Удача ему сопутствовала всю дорогу до стана, да и в нем самом. Успел повидать и великого князя, который вышел из своего шатра толком даже не проснувшись — вон рожа какая одутловатая и под глазами не кошели — мешки цельные. Пальцы правой руки при виде этого звереныша против воли сами собой намертво сжались на рукояти сабли, и пришлось до крови прикусить губу, чтобы не метнуться к нему в порыве безудержной злобы. Сдержался. Сумел. И только тоненькая красная струйка, побежавшая по подбородку, знала, каких неимоверных усилий это ему стоило.

Никого из Захарьиных он не сыскал. Может, кто из молодых и был, да Владимиру Ивановичу они незнакомы, а старые куда-то задевались. Не увидел он ни Григория Юрьевича, ни его брата Михайлы. Зато Палецкого нашел довольно-таки быстро, спустя всего час — хотя никого о нем не спрашивал, опасаясь навредить. Он и к нему-то в шатер зашел не вдруг, а выждал время, когда Дмитрий Федорович точно остался в нем один. Лишь тогда, воровато озираясь по сторонам («Дожился, яко тать нощной», — скорбно подивился в душе), Воротынский нырнул под полог.

Правда, скрыть свою беду у него не получилось. Палецкий все ж таки заподозрил что-то не то. Да и как тут не заподозрить, если гость не просто наотрез отказывается от угощения, но и просит не звать никого из слуг. Как не почуять неладное, если он говорит скороговоркой, бессвязно, заглатывая слова и ни с того ни с сего умоляет взять и пристроить куда-нибудь его сынишку.

Однако потому князь Дмитрий Федорович и сидел в Думе, что никогда не торопился высказывать свои мысли вслух, а выводы предпочитал делать лишь после того, как неспешно все обдумает, да не один раз, и со всех сторон.

«В гадючьем гнезде ошибаются однова», — любил напоминать он сам себе. Вот и тут, настороженно глядя на князя Воротынского и гадая — к чему бы тот решил обратиться с такой загадочной просьбой, Палецкий рассудительно произнес:

— Я тако зрю, что говори у нас с тобой не поручится, — степенно ответил он. — А как ты мыслишь, ежели я сам к тебе на днях в Калиновку приеду?

Владимир Иванович опешил.
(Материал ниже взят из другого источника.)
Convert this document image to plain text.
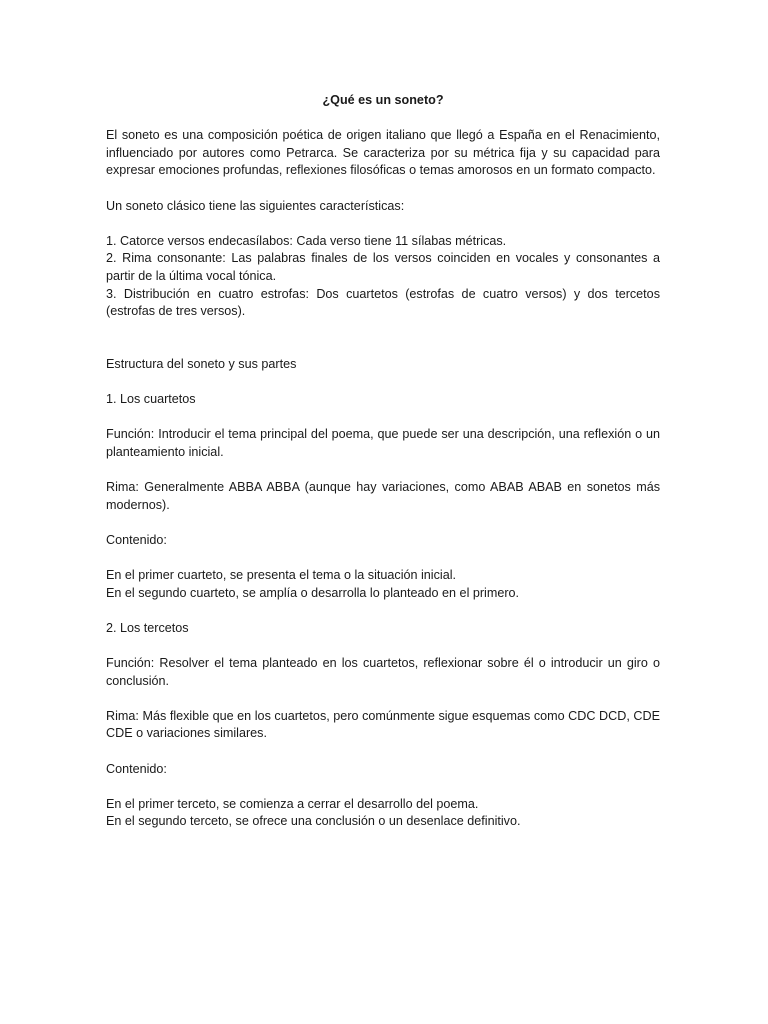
¿Qué es un soneto?

El soneto es una composición poética de origen italiano que llegó a España en el Renacimiento, influenciado por autores como Petrarca. Se caracteriza por su métrica fija y su capacidad para expresar emociones profundas, reflexiones filosóficas o temas amorosos en un formato compacto.

Un soneto clásico tiene las siguientes características:

1. Catorce versos endecasílabos: Cada verso tiene 11 sílabas métricas.

2. Rima consonante: Las palabras finales de los versos coinciden en vocales y consonantes a partir de la última vocal tónica.

3. Distribución en cuatro estrofas: Dos cuartetos (estrofas de cuatro versos) y dos tercetos (estrofas de tres versos).

Estructura del soneto y sus partes

1. Los cuartetos

Función: Introducir el tema principal del poema, que puede ser una descripción, una reflexión o un planteamiento inicial.

Rima: Generalmente ABBA ABBA (aunque hay variaciones, como ABAB ABAB en sonetos más modernos).

Contenido:

En el primer cuarteto, se presenta el tema o la situación inicial.

En el segundo cuarteto, se amplía o desarrolla lo planteado en el primero.

2. Los tercetos

Función: Resolver el tema planteado en los cuartetos, reflexionar sobre él o introducir un giro o conclusión.

Rima: Más flexible que en los cuartetos, pero comúnmente sigue esquemas como CDC DCD, CDE CDE o variaciones similares.

Contenido:

En el primer terceto, se comienza a cerrar el desarrollo del poema.

En el segundo terceto, se ofrece una conclusión o un desenlace definitivo.
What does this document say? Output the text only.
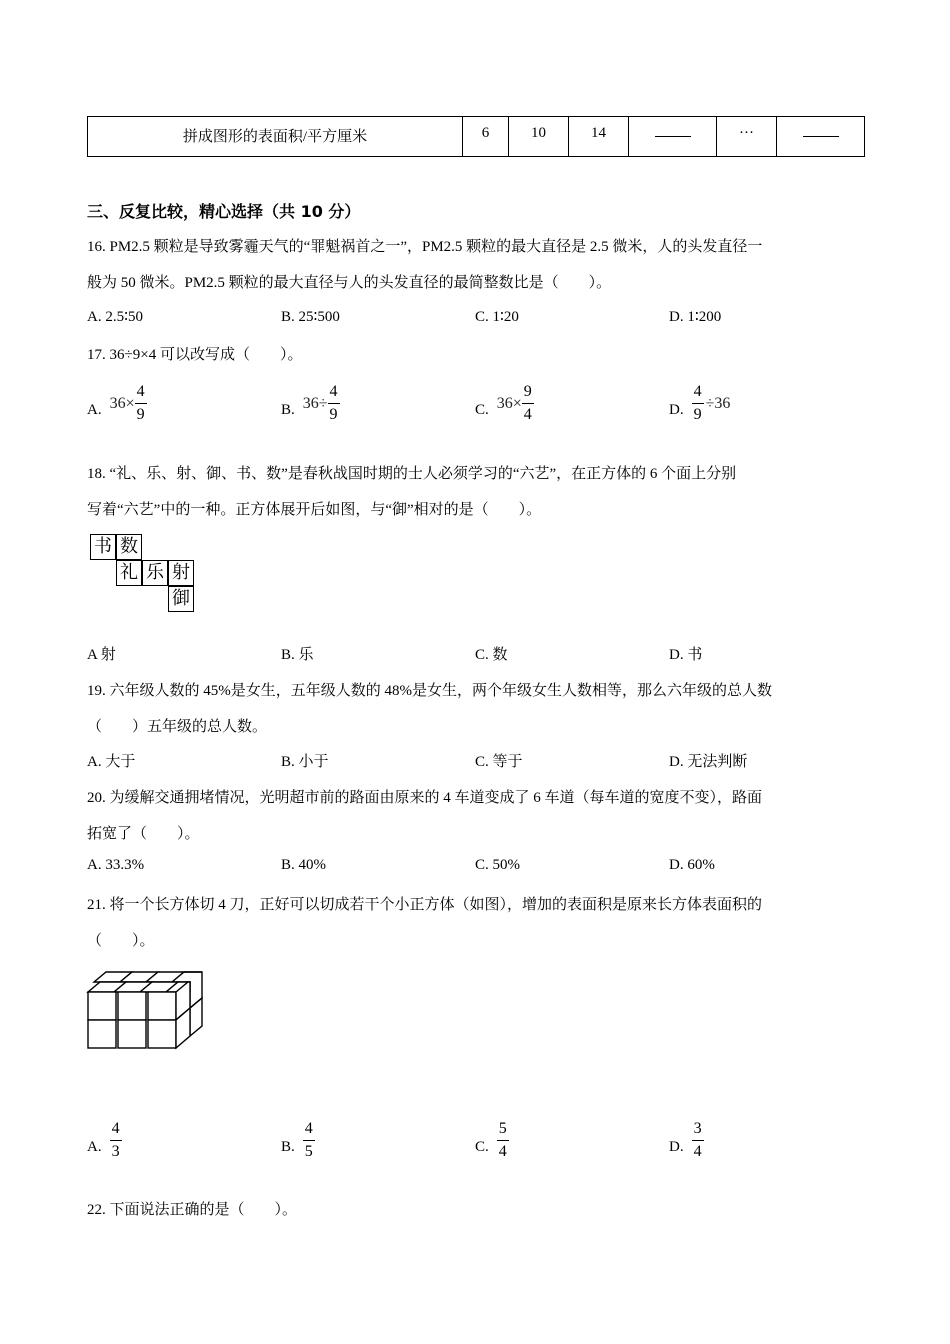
拼成图形的表面积/平方厘米	6	10	14		···	
三、反复比较，精心选择（共 10 分）
16. PM2.5 颗粒是导致雾霾天气的“罪魁祸首之一”，PM2.5 颗粒的最大直径是 2.5 微米，人的头发直径一
般为 50 微米。PM2.5 颗粒的最大直径与人的头发直径的最简整数比是（　　）。
A. 2.5∶50	B. 25∶500	C. 1∶20	D. 1∶200
17. 36÷9×4 可以改写成（　　）。
A. $36\times \frac{4}{9}$	B. $36\div \frac{4}{9}$	C. $36\times \frac{9}{4}$	D. $\frac{4}{9} \div 36$
18. “礼、乐、射、御、书、数”是春秋战国时期的士人必须学习的“六艺”，在正方体的 6 个面上分别
写着“六艺”中的一种。正方体展开后如图，与“御”相对的是（　　）。
书 数
礼 乐 射
御
A 射	B. 乐	C. 数	D. 书
19. 六年级人数的 45%是女生，五年级人数的 48%是女生，两个年级女生人数相等，那么六年级的总人数
（　　）五年级的总人数。
A. 大于	B. 小于	C. 等于	D. 无法判断
20. 为缓解交通拥堵情况，光明超市前的路面由原来的 4 车道变成了 6 车道（每车道的宽度不变），路面
拓宽了（　　）。
A. 33.3%	B. 40%	C. 50%	D. 60%
21. 将一个长方体切 4 刀，正好可以切成若干个小正方体（如图），增加的表面积是原来长方体表面积的
（　　）。
A. $\frac{4}{3}$	B. $\frac{4}{5}$	C. $\frac{5}{4}$	D. $\frac{3}{4}$
22. 下面说法正确的是（　　）。
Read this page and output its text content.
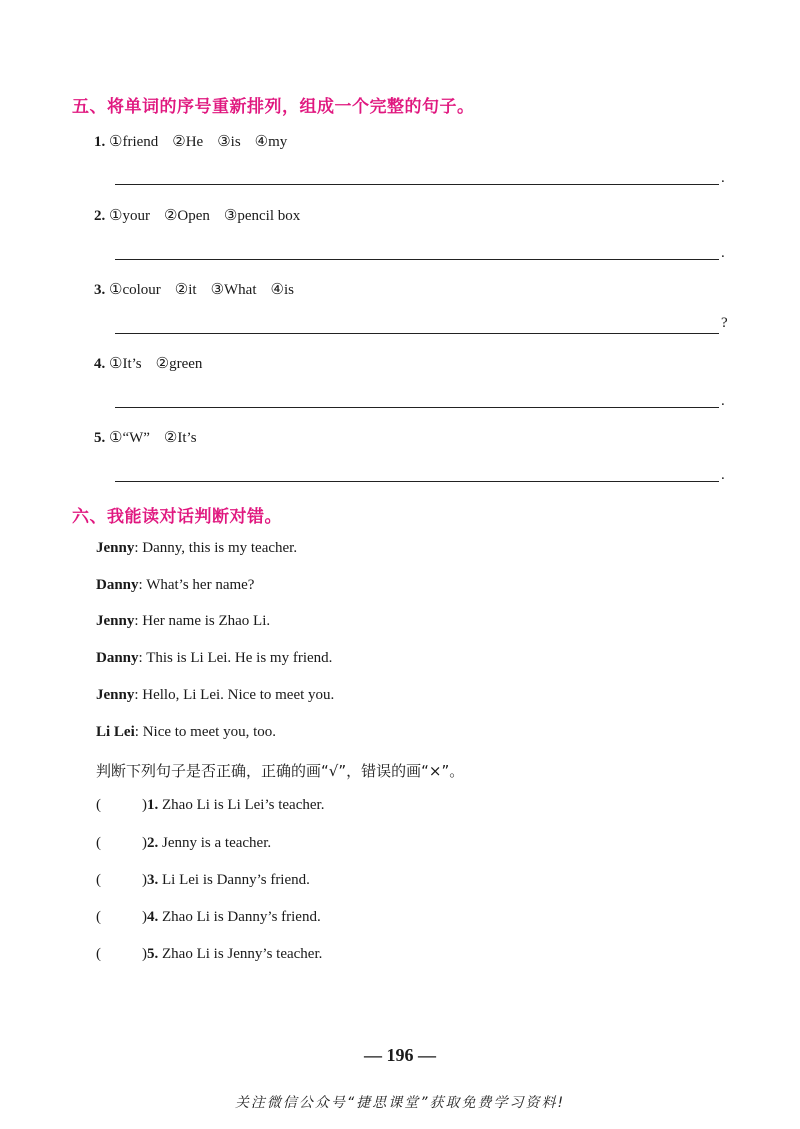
五、将单词的序号重新排列，组成一个完整的句子。
1. ①friend ②He ③is ④my
.
2. ①your ②Open ③pencil box
.
3. ①colour ②it ③What ④is
?
4. ①It’s ②green
.
5. ①“W” ②It’s
.
六、我能读对话判断对错。
Jenny: Danny, this is my teacher.
Danny: What’s her name?
Jenny: Her name is Zhao Li.
Danny: This is Li Lei. He is my friend.
Jenny: Hello, Li Lei. Nice to meet you.
Li Lei: Nice to meet you, too.
判断下列句子是否正确，正确的画“√”，错误的画“×”。
(	)1. Zhao Li is Li Lei’s teacher.
(	)2. Jenny is a teacher.
(	)3. Li Lei is Danny’s friend.
(	)4. Zhao Li is Danny’s friend.
(	)5. Zhao Li is Jenny’s teacher.
— 196 —
关注微信公众号“捷思课堂”获取免费学习资料!
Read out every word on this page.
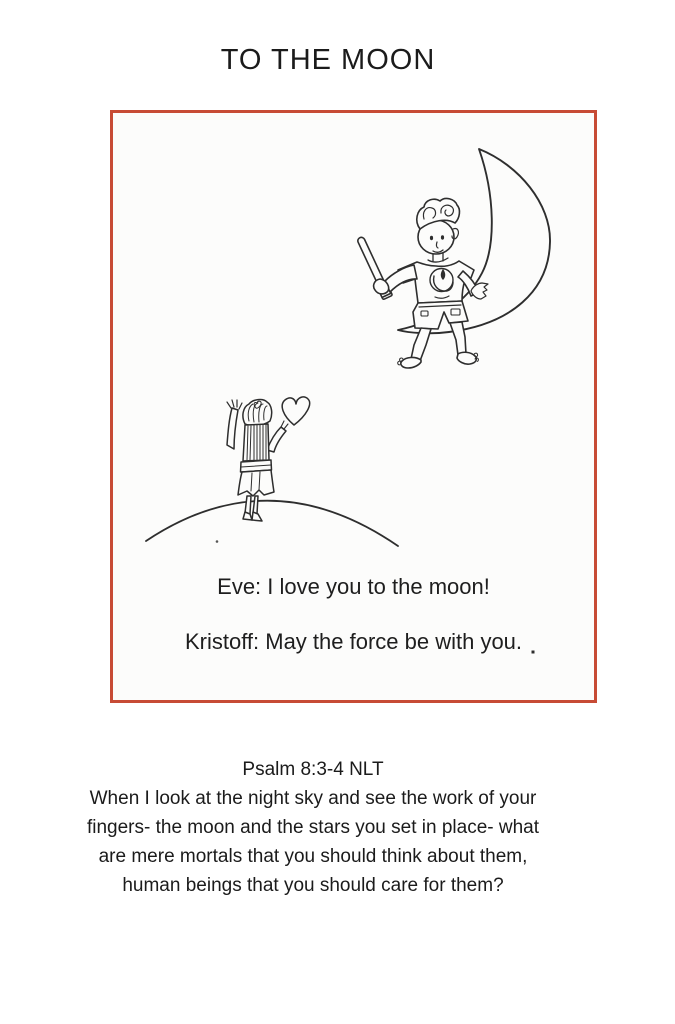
TO THE MOON
Eve: I love you to the moon!
Kristoff: May the force be with you.
Psalm 8:3-4 NLT
When I look at the night sky and see the work of your
fingers- the moon and the stars you set in place- what
are mere mortals that you should think about them,
human beings that you should care for them?
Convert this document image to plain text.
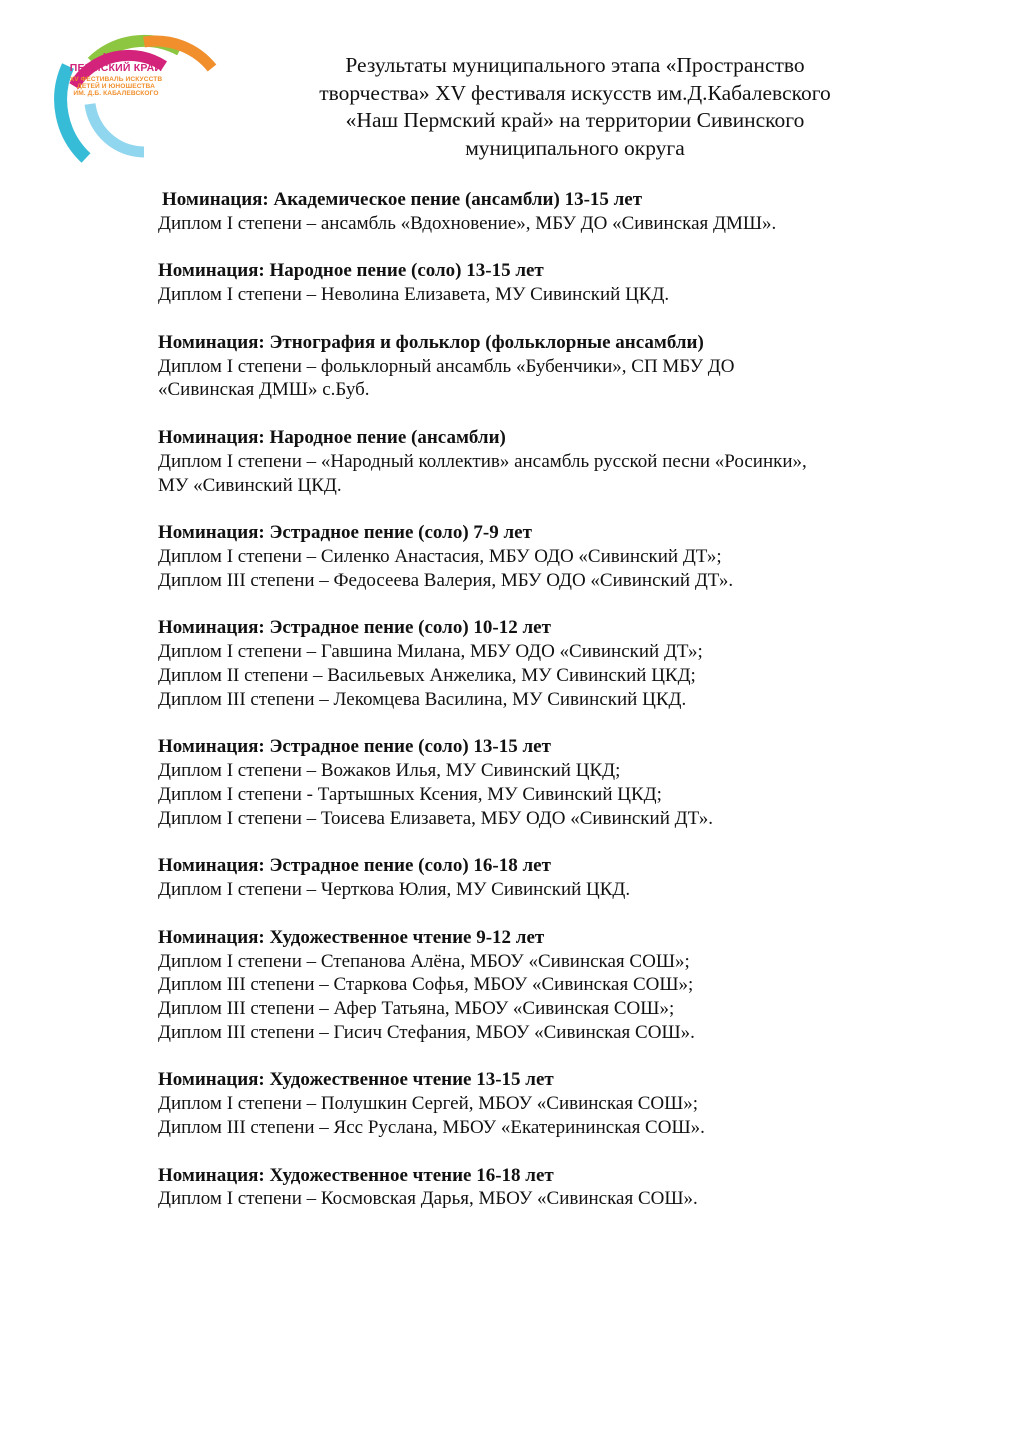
НАШ
ПЕРМСКИЙ КРАЙ
XV ФЕСТИВАЛЬ ИСКУССТВ
ДЕТЕЙ И ЮНОШЕСТВА
ИМ. Д.Б. КАБАЛЕВСКОГО
Результаты муниципального этапа «Пространство
творчества» XV фестиваля искусств им.Д.Кабалевского
«Наш Пермский край» на территории Сивинского
муниципального округа
Номинация: Академическое пение (ансамбли) 13-15 лет
Диплом I степени – ансамбль «Вдохновение», МБУ ДО «Сивинская ДМШ».
Номинация: Народное пение (соло) 13-15 лет
Диплом I степени – Неволина Елизавета, МУ Сивинский ЦКД.
Номинация: Этнография и фольклор (фольклорные ансамбли)
Диплом I степени – фольклорный ансамбль «Бубенчики», СП МБУ ДО
«Сивинская ДМШ» с.Буб.
Номинация: Народное пение (ансамбли)
Диплом I степени – «Народный коллектив» ансамбль русской песни «Росинки»,
МУ «Сивинский ЦКД.
Номинация: Эстрадное пение (соло) 7-9 лет
Диплом I степени – Силенко Анастасия, МБУ ОДО «Сивинский ДТ»;
Диплом III степени – Федосеева Валерия, МБУ ОДО «Сивинский ДТ».
Номинация: Эстрадное пение (соло) 10-12 лет
Диплом I степени – Гавшина Милана, МБУ ОДО «Сивинский ДТ»;
Диплом II степени – Васильевых Анжелика, МУ Сивинский ЦКД;
Диплом III степени – Лекомцева Василина, МУ Сивинский ЦКД.
Номинация: Эстрадное пение (соло) 13-15 лет
Диплом I степени – Вожаков Илья, МУ Сивинский ЦКД;
Диплом I степени - Тартышных Ксения, МУ Сивинский ЦКД;
Диплом I степени – Тоисева Елизавета, МБУ ОДО «Сивинский ДТ».
Номинация: Эстрадное пение (соло) 16-18 лет
Диплом I степени – Черткова Юлия, МУ Сивинский ЦКД.
Номинация: Художественное чтение 9-12 лет
Диплом I степени – Степанова Алёна, МБОУ «Сивинская СОШ»;
Диплом III степени – Старкова Софья, МБОУ «Сивинская СОШ»;
Диплом III степени – Афер Татьяна, МБОУ «Сивинская СОШ»;
Диплом III степени – Гисич Стефания, МБОУ «Сивинская СОШ».
Номинация: Художественное чтение 13-15 лет
Диплом I степени – Полушкин Сергей, МБОУ «Сивинская СОШ»;
Диплом III степени – Ясс Руслана, МБОУ «Екатерининская СОШ».
Номинация: Художественное чтение 16-18 лет
Диплом I степени – Космовская Дарья, МБОУ «Сивинская СОШ».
Он ожидал получить либо согласие на высказанную им просьбу, либо отказ — об ином не помышлял вовсе, а тут… Лишь поэтому он согласился, о чем пожалел уже спустя какой-то час, еще не доехав до Калиновки, и даже подумал вернуться, но потом махнул рукой, решив, что пускай все идет как идет, и понадеялся лишь на то, что Дмитрию Федоровичу хватит ума, чтобы не брать с собой лишних людишек.

Ума князю Палецкому хватило, а потому его сопровождало всего двое слуг. В привычной домашней обстановке Воротынский чувствовал себя гораздо увереннее. Пускай приходилось кое-что скрывать из своих замыслов, но хотя бы саму просьбу ему удалось изложить более менее связным языком. Да и причина нашлась подходящая. Дескать, боится он, как бы без женского догляда с сыном чего не приключилось.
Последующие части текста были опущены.